For the past few months, I’ve been setting up a SaaS infrastructure for my company. This required a certain level of resilience, some of it achieved with the help of GFS.
Let me quote Wikipedia to get you up to speed: […]
*The Global File System (GFS) is a shared disk file system for Linux computer clusters. […]
GFS and GFS2 differ from distributed file systems (such as AFS, Coda, or InterMezzo) because they allow all nodes to have direct concurrent access to the same shared block storage. In addition, GFS or GFS2 can also be used as a local filesystem.*
Long story short, you can concurrently access one file-system from several different nodes. This is exactly what we want: our back-end is started from several nodes, and should one of the nodes crash, another one will take over. GFS will guarantee that the file-system is never corrupted in the process. GFS set-up is rather well documented, so this shouldn’t be a problem.
Did you sense a “but” ? Spot on! We also went for Xen virtualization, and this is getting problematic if you’re going to use GFS on top of that. Here’s the thing: our dom0s host some VMs (duh), and those VMs use GFS. Not surprising so far. The network interfaces on the domUs need to use the physical interfaces of the dom0, so we’re setting up Xen with network bridging. And just to make it interesting: we’re using bonding on the physical host (did I mention resilience?). And this is where the whole thing is starting to act up: the GFS daemons (cman, and others) start complaining about losing packets, the cluster never becomes quorate again, etc. Of course, RedHat support will blame it on your network, saying that the switch is either overloaded or doesn’t let multicast through. Yeah, right.

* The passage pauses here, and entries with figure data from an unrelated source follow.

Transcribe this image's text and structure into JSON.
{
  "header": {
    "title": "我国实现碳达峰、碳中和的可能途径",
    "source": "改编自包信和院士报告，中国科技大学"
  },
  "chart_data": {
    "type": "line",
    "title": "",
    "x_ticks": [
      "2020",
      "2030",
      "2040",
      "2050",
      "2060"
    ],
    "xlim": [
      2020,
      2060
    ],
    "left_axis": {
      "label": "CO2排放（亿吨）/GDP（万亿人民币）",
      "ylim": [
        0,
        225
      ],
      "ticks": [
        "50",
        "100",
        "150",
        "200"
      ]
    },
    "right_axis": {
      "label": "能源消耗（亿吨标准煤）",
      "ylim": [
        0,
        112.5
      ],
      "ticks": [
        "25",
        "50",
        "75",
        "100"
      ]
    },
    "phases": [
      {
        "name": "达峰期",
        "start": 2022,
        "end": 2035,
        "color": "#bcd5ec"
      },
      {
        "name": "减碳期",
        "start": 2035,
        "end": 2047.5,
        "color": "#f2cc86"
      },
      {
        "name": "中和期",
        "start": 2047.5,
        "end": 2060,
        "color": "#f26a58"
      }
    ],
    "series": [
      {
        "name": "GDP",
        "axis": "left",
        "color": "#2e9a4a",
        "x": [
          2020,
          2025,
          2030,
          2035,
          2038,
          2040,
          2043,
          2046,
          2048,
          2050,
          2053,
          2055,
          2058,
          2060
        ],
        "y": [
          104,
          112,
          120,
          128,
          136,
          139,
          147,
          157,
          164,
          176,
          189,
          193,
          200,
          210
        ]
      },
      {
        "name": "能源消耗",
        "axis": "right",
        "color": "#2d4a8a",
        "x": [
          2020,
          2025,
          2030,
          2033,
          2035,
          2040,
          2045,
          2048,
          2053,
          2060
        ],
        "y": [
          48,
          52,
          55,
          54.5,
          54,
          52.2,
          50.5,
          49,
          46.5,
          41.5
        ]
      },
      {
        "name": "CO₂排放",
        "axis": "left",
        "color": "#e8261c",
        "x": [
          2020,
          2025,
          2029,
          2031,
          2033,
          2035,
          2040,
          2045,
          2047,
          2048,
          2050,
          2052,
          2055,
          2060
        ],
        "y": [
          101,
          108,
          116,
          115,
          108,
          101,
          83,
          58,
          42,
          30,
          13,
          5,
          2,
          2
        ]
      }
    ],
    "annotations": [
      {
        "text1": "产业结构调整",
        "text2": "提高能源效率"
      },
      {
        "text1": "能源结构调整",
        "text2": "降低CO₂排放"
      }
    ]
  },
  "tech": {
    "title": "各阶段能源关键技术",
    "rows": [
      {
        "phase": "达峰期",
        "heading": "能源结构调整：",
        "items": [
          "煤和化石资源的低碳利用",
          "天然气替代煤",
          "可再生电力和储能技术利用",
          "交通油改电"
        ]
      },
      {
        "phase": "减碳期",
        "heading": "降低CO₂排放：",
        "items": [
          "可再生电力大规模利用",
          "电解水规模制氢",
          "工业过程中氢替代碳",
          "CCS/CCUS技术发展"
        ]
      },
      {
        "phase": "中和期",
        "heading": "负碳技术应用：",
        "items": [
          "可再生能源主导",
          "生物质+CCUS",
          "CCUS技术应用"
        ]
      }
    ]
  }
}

The real reason is: they NEVER tested the Xen/bonding/GFS combo. Just take a look at the start-up sequence in /etc/rc3.d: first, bring up the interfaces. Then start GFS (cman, rgmanager, etc.), and THEN, start Xen. This looks fine, but let’s not forget that Xen, when in bridging mode, will rename bond0 to pbond0 and then build its bridges, thus disrupting communication for the already-started GFS daemons: they’ll get hella confused.
The solution is simple: disable the GFS daemons and make them start at the very end of the start-up sequence (say, from rc.local). Problem solved! I will make a tutorial out of this; I just thought I’d drop a note on this thing right away to share it.